Notre nouveau Président élu vient de sélectionner, comme le veut la tradition, un nouveau visage pour Marianne, qui servira à illustrer la série des 15 timbres postaux ordinaires. Il a choisi le modèle proposé par deux artistes militants pour le "Mariage pour tous", Olivier Ciappa et David Kawena, qui n'ont pas caché s'être principalement inspirés d'Inna Shevchenko, la jeune femme ukrainienne fondatrice des Femen.

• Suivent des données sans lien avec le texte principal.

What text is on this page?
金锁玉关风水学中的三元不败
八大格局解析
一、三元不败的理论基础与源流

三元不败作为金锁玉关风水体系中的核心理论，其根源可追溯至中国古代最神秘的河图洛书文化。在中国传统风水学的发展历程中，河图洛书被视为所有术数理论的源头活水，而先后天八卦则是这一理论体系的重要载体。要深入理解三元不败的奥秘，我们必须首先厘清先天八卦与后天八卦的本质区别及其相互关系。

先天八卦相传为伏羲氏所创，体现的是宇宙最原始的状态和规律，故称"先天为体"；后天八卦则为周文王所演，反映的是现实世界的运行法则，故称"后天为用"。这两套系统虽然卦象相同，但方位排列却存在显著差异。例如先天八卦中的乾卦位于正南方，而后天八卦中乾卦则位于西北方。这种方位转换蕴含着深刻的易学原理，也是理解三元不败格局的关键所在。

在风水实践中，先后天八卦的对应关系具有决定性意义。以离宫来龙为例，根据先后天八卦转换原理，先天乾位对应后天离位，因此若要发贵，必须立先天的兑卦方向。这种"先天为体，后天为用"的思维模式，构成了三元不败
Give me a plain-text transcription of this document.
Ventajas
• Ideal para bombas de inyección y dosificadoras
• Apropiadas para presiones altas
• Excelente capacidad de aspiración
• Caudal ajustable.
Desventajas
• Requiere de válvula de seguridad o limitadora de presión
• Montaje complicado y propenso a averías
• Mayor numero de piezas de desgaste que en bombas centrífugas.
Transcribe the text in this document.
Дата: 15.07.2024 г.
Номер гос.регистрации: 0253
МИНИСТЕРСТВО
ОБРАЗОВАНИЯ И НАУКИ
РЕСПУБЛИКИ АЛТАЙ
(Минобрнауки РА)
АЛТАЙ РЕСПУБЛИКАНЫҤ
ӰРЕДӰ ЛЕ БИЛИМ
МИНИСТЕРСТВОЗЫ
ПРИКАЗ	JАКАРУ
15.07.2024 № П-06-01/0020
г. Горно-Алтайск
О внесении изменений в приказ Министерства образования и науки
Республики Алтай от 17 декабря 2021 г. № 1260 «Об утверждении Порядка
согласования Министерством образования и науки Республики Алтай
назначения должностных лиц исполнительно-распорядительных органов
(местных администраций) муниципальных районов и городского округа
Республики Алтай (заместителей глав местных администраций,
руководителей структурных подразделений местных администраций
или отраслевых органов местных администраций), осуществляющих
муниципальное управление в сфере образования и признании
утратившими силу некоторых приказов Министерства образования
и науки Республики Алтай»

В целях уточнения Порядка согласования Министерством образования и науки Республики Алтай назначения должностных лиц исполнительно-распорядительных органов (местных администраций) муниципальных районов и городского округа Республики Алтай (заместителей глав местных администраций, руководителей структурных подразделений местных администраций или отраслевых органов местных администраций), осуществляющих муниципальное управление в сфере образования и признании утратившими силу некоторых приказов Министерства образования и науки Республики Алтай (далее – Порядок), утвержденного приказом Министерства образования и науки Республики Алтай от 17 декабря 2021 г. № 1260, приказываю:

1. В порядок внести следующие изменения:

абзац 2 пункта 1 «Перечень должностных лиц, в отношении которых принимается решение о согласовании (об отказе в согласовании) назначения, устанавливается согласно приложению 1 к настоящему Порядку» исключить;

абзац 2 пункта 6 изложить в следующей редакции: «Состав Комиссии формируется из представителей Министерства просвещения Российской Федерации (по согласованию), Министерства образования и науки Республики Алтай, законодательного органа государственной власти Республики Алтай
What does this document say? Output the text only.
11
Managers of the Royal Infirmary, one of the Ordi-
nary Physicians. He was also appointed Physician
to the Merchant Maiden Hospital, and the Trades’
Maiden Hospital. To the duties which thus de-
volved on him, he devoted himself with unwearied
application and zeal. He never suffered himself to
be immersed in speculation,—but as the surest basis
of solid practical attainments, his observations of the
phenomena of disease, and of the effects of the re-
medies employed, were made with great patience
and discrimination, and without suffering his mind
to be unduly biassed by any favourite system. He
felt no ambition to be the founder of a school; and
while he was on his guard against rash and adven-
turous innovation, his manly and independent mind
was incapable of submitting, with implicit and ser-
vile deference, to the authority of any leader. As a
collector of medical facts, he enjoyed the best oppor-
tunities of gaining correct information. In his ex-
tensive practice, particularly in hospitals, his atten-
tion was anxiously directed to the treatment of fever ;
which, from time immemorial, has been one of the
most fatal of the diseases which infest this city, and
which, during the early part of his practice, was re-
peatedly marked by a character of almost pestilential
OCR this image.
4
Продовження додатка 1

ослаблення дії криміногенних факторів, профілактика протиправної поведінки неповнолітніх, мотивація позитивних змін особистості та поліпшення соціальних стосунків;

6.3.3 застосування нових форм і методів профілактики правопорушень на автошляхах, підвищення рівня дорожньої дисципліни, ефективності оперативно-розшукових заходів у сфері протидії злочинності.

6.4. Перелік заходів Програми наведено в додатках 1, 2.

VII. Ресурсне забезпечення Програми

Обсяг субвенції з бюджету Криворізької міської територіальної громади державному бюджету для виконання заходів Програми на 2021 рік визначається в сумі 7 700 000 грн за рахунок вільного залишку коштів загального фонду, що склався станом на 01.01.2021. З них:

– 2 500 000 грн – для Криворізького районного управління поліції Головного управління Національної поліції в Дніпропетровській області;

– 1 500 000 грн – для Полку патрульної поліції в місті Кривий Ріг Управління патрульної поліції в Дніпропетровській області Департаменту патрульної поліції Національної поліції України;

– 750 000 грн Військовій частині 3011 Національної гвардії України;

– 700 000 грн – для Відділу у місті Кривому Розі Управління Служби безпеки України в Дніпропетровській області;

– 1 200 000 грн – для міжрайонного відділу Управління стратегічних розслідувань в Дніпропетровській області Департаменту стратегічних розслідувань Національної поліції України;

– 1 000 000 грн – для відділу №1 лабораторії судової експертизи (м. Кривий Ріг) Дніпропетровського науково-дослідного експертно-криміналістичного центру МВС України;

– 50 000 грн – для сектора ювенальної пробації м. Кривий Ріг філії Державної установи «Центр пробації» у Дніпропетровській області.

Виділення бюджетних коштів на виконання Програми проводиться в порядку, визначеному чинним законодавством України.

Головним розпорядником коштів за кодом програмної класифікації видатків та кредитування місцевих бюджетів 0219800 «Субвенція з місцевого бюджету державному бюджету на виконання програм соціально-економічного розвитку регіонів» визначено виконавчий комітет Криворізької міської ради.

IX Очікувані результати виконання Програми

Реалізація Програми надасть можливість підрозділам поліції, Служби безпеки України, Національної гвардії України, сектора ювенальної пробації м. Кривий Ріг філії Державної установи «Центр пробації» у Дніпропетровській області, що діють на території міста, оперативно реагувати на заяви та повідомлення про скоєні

"Ça me semblait évident que la Marianne de la Révolution, outre le fait qu’elle était sein nu, aurait été une Femen. La liberté, l’égalité, la fraternité ce sont les valeurs des Femen".

 - Olivier Ciappa.

Racisme idéologique ?

Le choix d'un visage étranger pour représenter Marianne en a surpris plus d'un. Et pourtant, ça ne devrait pas nous surprendre, pour peu qu'on sache réellement qui est Marianne. Explication :

Cette Marianne au sein nu à laquelle fait référence Mr Ciappa n'est autre que celle du fameux tableau de Delacroix, la Liberté guidant le peuple. Le sein nu est un symbole d'émancipation, comme le bonnet phrygien, d'où le titre du tableau qui confond volontairement Marianne (la République) et la liberté, le tout par la révolution. En l'occurrence, bien qu'il se soit inspiré de la Révolution de 1789, le peintre représentait ici la Révolution de 1830, qui remplacera une monarchie par une autre (Louis-Philippe succédant au despotique Charles X). Le rapprochement est-il pertinent ? Plus encore qu'on ne le pense, car il ne s'agit pas seulement d'un "esprit révolutionnaire" qui anime le peuple et le mène à sa libération, mais une véritable répétition du combat pour la place de "Dieu des Français" (ou devrais-je dire déesse ?).

Évidemment, la "vraisemblance poétique devait l'emporter sur la véracité d'un simple reportage" (Jörg Traeger, L'épiphanie de la Liberté, p.11). En interprétant les révolutions à travers la lentille idéaliste de la liberté, on  arrive à la République puisqu'elle est l'incarnation de la liberté (d'où la confusion entre les deux). La révolution est le sacrifice sanglant qui se répète dans l'histoire (et qu'on répète symboliquement au 14 juillet), libérant les sociétés de l'emprise esclavagiste des corps et des esprits qu'exercent la monarchie et la religion, en leur fournissant un nouveau fondement d'unité.

Or cette prétention ne peut s'arrêter à un seul pays, elle est universelle (comme la Révolution, les Droits de l'Homme, la Sécurité Sociale, etc.), d'où la validité du choix de l'artiste. S'étonner qu'on choisisse les traits d'une étrangère pour inspirer Marianne, c'est se tromper sur l'identité de cette dernière. Marianne, c'est la France républicaine qui se prétend être l'incarnation du salut, pour le genre humain et par le genre humain.

Ce n'est pas un hasard si au lendemain de la Révolution l'Assemblée Nationale a baptisé d'Ancien Régime la période qui a précédé la République et donné naissance à un nouveau messie éternel, la Marianne française et républicaine : c'est le parallèle exact de la Bible, avec l'Ancien Testament et la naissance de Jésus. Mais si bibliquement les juifs étaient le peuple élu pour la Révélation, du point de vue républicain, les français sont le peuple élu pour la Révolution, et la République fait figure de Nouvelle Alliance.